Vretil
Vretil: el cartógrafo de los vientos y las almas
El registrador del orden del cosmos
Si Metatrón es el escriba de las almas y Raziel el guardián de los secretos divinos, Vretil es el contable del engranaje físico del universo. Su mente es una máquina perfecta de precisión matemática. Él es quien lleva la cuenta de la velocidad de los vientos, del número de gotas de lluvia que caen sobre la tierra y de las trayectorias exactas de los carros solares e hiperbóreos que surcan los cielos.

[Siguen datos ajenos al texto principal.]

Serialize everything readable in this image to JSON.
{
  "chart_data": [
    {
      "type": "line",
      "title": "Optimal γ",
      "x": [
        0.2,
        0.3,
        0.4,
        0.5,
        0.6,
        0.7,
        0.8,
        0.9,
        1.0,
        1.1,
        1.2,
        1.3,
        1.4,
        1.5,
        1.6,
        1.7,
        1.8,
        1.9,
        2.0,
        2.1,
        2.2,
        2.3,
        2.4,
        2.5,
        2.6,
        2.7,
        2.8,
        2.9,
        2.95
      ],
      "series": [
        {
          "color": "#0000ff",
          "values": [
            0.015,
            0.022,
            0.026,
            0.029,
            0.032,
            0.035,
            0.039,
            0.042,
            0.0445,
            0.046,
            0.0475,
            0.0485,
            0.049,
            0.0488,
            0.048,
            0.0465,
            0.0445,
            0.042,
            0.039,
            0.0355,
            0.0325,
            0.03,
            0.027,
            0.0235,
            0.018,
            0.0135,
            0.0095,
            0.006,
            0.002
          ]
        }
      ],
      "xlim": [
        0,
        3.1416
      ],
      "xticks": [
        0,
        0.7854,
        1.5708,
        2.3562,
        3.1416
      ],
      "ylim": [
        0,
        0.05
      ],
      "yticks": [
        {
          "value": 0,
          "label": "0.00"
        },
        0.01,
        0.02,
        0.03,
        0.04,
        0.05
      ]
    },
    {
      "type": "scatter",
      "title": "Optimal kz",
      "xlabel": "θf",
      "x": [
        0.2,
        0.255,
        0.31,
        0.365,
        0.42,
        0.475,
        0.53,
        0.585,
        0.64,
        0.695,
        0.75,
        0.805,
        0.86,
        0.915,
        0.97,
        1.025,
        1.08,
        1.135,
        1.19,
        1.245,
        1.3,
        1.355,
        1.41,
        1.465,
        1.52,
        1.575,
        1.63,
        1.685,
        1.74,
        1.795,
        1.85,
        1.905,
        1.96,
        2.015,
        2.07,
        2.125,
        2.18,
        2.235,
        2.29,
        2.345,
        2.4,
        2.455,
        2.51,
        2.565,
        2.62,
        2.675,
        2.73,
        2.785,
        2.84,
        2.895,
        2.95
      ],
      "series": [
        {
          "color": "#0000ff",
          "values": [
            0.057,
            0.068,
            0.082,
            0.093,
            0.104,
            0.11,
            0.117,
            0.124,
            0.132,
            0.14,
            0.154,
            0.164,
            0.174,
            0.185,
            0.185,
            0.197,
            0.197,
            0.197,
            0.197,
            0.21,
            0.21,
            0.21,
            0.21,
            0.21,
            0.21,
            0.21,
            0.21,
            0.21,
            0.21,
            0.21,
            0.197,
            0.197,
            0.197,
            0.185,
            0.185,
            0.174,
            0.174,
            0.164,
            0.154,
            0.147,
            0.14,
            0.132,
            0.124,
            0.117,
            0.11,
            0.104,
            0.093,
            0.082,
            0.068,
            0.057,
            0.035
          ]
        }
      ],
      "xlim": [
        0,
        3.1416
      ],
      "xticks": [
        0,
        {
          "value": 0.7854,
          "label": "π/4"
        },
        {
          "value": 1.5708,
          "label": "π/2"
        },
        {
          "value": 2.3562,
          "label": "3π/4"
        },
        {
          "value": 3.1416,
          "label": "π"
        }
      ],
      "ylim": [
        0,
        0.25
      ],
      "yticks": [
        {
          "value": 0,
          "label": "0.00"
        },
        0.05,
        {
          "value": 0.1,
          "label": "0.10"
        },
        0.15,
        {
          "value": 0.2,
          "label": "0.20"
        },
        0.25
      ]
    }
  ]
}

En los antiguos relatos de los patriarcas, Vretil es descrito como un ser cuya agudeza intelectual es tan afilada que puede discernir el peso de un pensamiento y la densidad de una nube con una sola mirada. Para él, el cosmos es un vasto poema escrito en el lenguaje de la geometría y la música celestial, y su tarea es asegurar que ninguna nota se desvíe de la partitura original escrita por el Creador.

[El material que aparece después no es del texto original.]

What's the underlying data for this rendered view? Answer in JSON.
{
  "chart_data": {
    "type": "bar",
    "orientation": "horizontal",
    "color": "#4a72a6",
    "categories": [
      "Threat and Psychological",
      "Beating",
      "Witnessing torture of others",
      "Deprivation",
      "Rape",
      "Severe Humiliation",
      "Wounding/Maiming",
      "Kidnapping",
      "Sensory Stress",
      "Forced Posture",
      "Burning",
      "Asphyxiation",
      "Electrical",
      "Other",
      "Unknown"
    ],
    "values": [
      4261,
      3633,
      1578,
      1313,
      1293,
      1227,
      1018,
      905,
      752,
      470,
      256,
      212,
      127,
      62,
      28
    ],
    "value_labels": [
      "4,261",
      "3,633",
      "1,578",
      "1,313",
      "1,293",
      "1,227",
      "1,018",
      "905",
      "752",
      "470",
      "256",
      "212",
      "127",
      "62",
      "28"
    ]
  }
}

La caña de cálamo que nunca duerme
Cuando el patriarca Enoc fue llevado a los cielos y su mente se vio desbordada por la inmensidad del conocimiento divino, fue Vretil quien recibió la orden de guiarlo en su aprendizaje. El ángel no se presentó con el terror de las espadas de fuego, sino con la sobria autoridad de un bibliotecario celestial. Llevando consigo rollos de papiro de un blanco deslumbrante y una pluma de cálamo que parecía deslizarse sola sobre la superficie, Vretil dictó a Enoc durante treinta días y treinta noches sin interrupción. En ese tiempo, le reveló la mecánica de las estaciones, el comportamiento de las luminarias del firmamento y los tratados de la ética que deben regir a las naciones. Su estilo de enseñanza es directo, veloz y desprovisto de adornos; no hay espacio para la metáfora en los registros de Vretil, pues para él la verdad más pura es aquella que se puede medir y catalogar con absoluta claridad.

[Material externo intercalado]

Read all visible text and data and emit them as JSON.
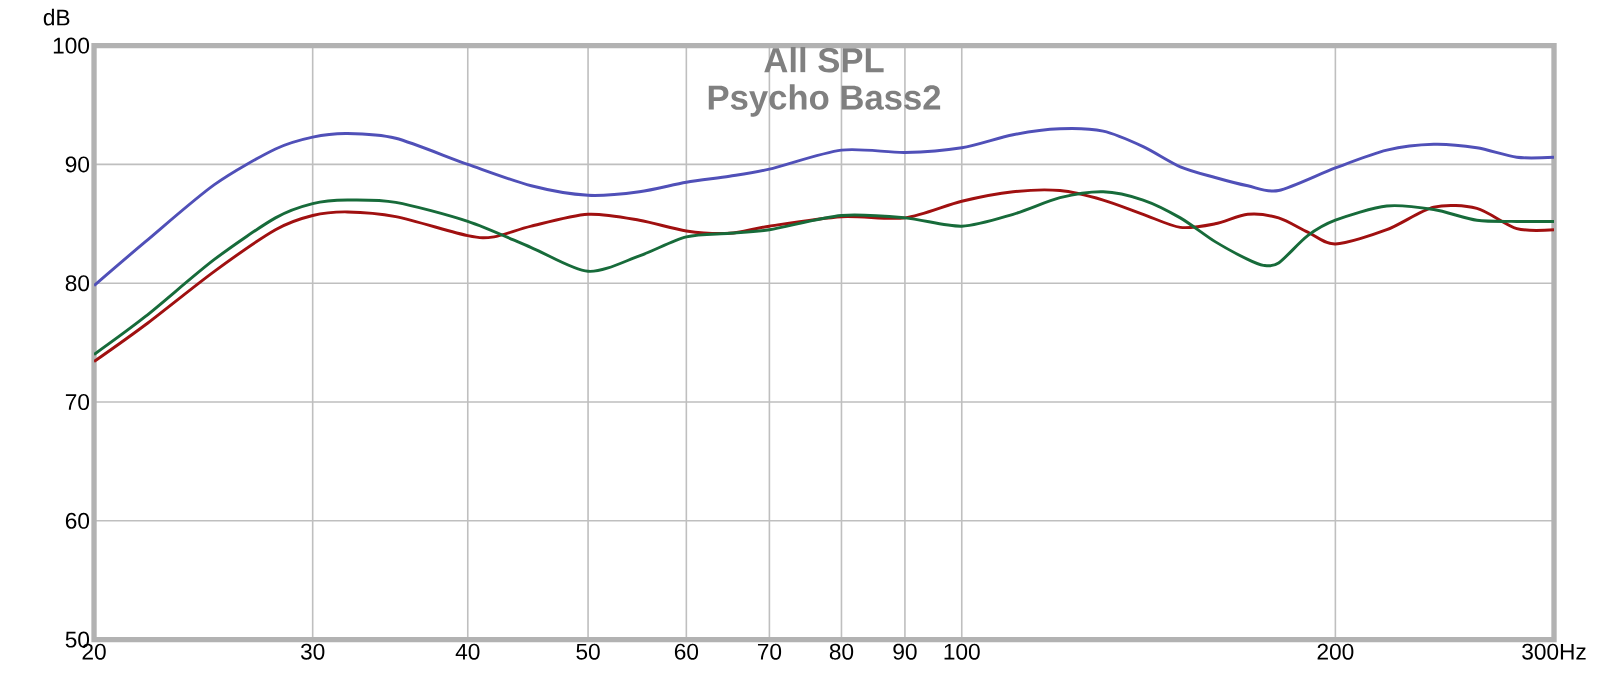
{
  "chart_data": {
    "type": "line",
    "title": "All SPL",
    "subtitle": "Psycho Bass2",
    "ylabel": "dB",
    "log": "x",
    "grid": true,
    "marker": "none",
    "line_style": "solid",
    "xlim": [
      20,
      300
    ],
    "ylim": [
      50,
      100
    ],
    "xticks": [
      20,
      30,
      40,
      50,
      60,
      70,
      80,
      90,
      100,
      200,
      {
        "value": 300,
        "label": "300Hz"
      }
    ],
    "yticks": [
      50,
      60,
      70,
      80,
      90,
      100
    ],
    "series": [
      {
        "color": "#5050b8",
        "x": [
          20,
          22,
          25,
          28,
          30,
          32,
          35,
          40,
          45,
          50,
          55,
          60,
          65,
          70,
          80,
          90,
          100,
          110,
          120,
          130,
          140,
          150,
          160,
          170,
          180,
          200,
          220,
          240,
          260,
          280,
          300
        ],
        "values": [
          79.8,
          83.5,
          88.3,
          91.3,
          92.3,
          92.6,
          92.2,
          90.0,
          88.2,
          87.4,
          87.7,
          88.5,
          89.0,
          89.6,
          91.2,
          91.0,
          91.4,
          92.5,
          93.0,
          92.8,
          91.5,
          89.8,
          88.9,
          88.2,
          87.8,
          89.7,
          91.2,
          91.7,
          91.4,
          90.6,
          90.6
        ]
      },
      {
        "color": "#a01010",
        "x": [
          20,
          22,
          25,
          28,
          30,
          32,
          35,
          40,
          42,
          45,
          50,
          55,
          60,
          65,
          70,
          80,
          90,
          100,
          110,
          120,
          130,
          140,
          150,
          160,
          170,
          180,
          190,
          200,
          220,
          240,
          260,
          280,
          300
        ],
        "values": [
          73.4,
          76.5,
          81.0,
          84.5,
          85.7,
          86.0,
          85.6,
          84.0,
          83.9,
          84.8,
          85.8,
          85.3,
          84.4,
          84.2,
          84.8,
          85.6,
          85.5,
          86.9,
          87.7,
          87.8,
          87.0,
          85.8,
          84.7,
          85.0,
          85.8,
          85.5,
          84.3,
          83.3,
          84.5,
          86.4,
          86.3,
          84.6,
          84.5
        ]
      },
      {
        "color": "#176b3a",
        "x": [
          20,
          22,
          25,
          28,
          30,
          32,
          35,
          40,
          45,
          50,
          55,
          60,
          65,
          70,
          80,
          90,
          100,
          110,
          120,
          130,
          140,
          150,
          160,
          170,
          175,
          180,
          190,
          200,
          220,
          240,
          260,
          280,
          300
        ],
        "values": [
          74.0,
          77.2,
          82.0,
          85.5,
          86.7,
          87.0,
          86.8,
          85.2,
          83.0,
          81.0,
          82.3,
          83.9,
          84.2,
          84.5,
          85.7,
          85.5,
          84.8,
          85.8,
          87.2,
          87.7,
          87.0,
          85.5,
          83.5,
          82.0,
          81.5,
          81.7,
          84.0,
          85.3,
          86.5,
          86.2,
          85.3,
          85.2,
          85.2
        ]
      }
    ]
  }
}
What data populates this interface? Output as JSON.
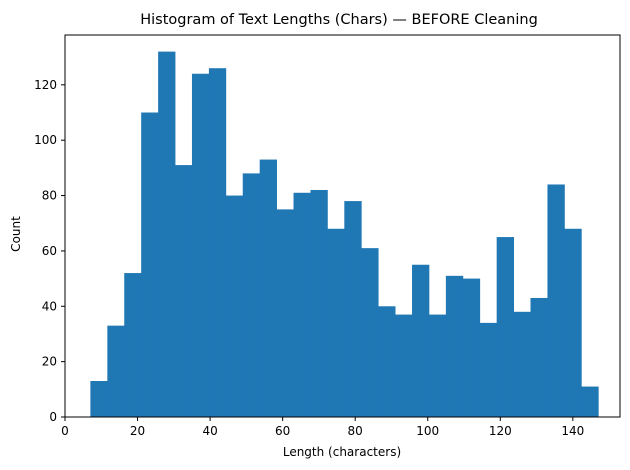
{
  "chart_data": {
    "type": "bar",
    "subtype": "histogram",
    "title": "Histogram of Text Lengths (Chars) — BEFORE Cleaning",
    "xlabel": "Length (characters)",
    "ylabel": "Count",
    "xlim": [
      0,
      153
    ],
    "ylim": [
      0,
      138
    ],
    "xticks": [
      0,
      20,
      40,
      60,
      80,
      100,
      120,
      140
    ],
    "yticks": [
      0,
      20,
      40,
      60,
      80,
      100,
      120
    ],
    "grid": false,
    "legend": "none",
    "bar_color": "#1f77b4",
    "bin_start": 7,
    "bin_end": 147,
    "bins": [
      {
        "x0": 7.0,
        "x1": 11.67,
        "count": 13
      },
      {
        "x0": 11.67,
        "x1": 16.33,
        "count": 33
      },
      {
        "x0": 16.33,
        "x1": 21.0,
        "count": 52
      },
      {
        "x0": 21.0,
        "x1": 25.67,
        "count": 110
      },
      {
        "x0": 25.67,
        "x1": 30.33,
        "count": 132
      },
      {
        "x0": 30.33,
        "x1": 35.0,
        "count": 91
      },
      {
        "x0": 35.0,
        "x1": 39.67,
        "count": 124
      },
      {
        "x0": 39.67,
        "x1": 44.33,
        "count": 126
      },
      {
        "x0": 44.33,
        "x1": 49.0,
        "count": 80
      },
      {
        "x0": 49.0,
        "x1": 53.67,
        "count": 88
      },
      {
        "x0": 53.67,
        "x1": 58.33,
        "count": 93
      },
      {
        "x0": 58.33,
        "x1": 63.0,
        "count": 75
      },
      {
        "x0": 63.0,
        "x1": 67.67,
        "count": 81
      },
      {
        "x0": 67.67,
        "x1": 72.33,
        "count": 82
      },
      {
        "x0": 72.33,
        "x1": 77.0,
        "count": 68
      },
      {
        "x0": 77.0,
        "x1": 81.67,
        "count": 78
      },
      {
        "x0": 81.67,
        "x1": 86.33,
        "count": 61
      },
      {
        "x0": 86.33,
        "x1": 91.0,
        "count": 40
      },
      {
        "x0": 91.0,
        "x1": 95.67,
        "count": 37
      },
      {
        "x0": 95.67,
        "x1": 100.33,
        "count": 55
      },
      {
        "x0": 100.33,
        "x1": 105.0,
        "count": 37
      },
      {
        "x0": 105.0,
        "x1": 109.67,
        "count": 51
      },
      {
        "x0": 109.67,
        "x1": 114.33,
        "count": 50
      },
      {
        "x0": 114.33,
        "x1": 119.0,
        "count": 34
      },
      {
        "x0": 119.0,
        "x1": 123.67,
        "count": 65
      },
      {
        "x0": 123.67,
        "x1": 128.33,
        "count": 38
      },
      {
        "x0": 128.33,
        "x1": 133.0,
        "count": 43
      },
      {
        "x0": 133.0,
        "x1": 137.67,
        "count": 84
      },
      {
        "x0": 137.67,
        "x1": 142.33,
        "count": 68
      },
      {
        "x0": 142.33,
        "x1": 147.0,
        "count": 11
      }
    ]
  }
}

El heraldo de la precisión divina
Vretil habita en un palacio de cristal donde la luz se refracta en infinitas ecuaciones flotantes. Sus archivos son los planos de construcción del mundo, y su presencia se invoca cuando la humanidad busca descifrar las leyes de la física y el orden natural. Es un ángel frío, pero de una justicia matemática; no juzga con emociones, sino con la fría luz de los hechos consumados. Quienes han intentado burlar las leyes de la naturaleza o alterar el curso del orden celestial encuentran en Vretil a un adversario implacable, pues cualquier desvío en las cuentas cósmicas es, para este escriba de precisión perfecta, una mancha que debe ser corregida inmediatamente con la punta de su pluma incorruptible.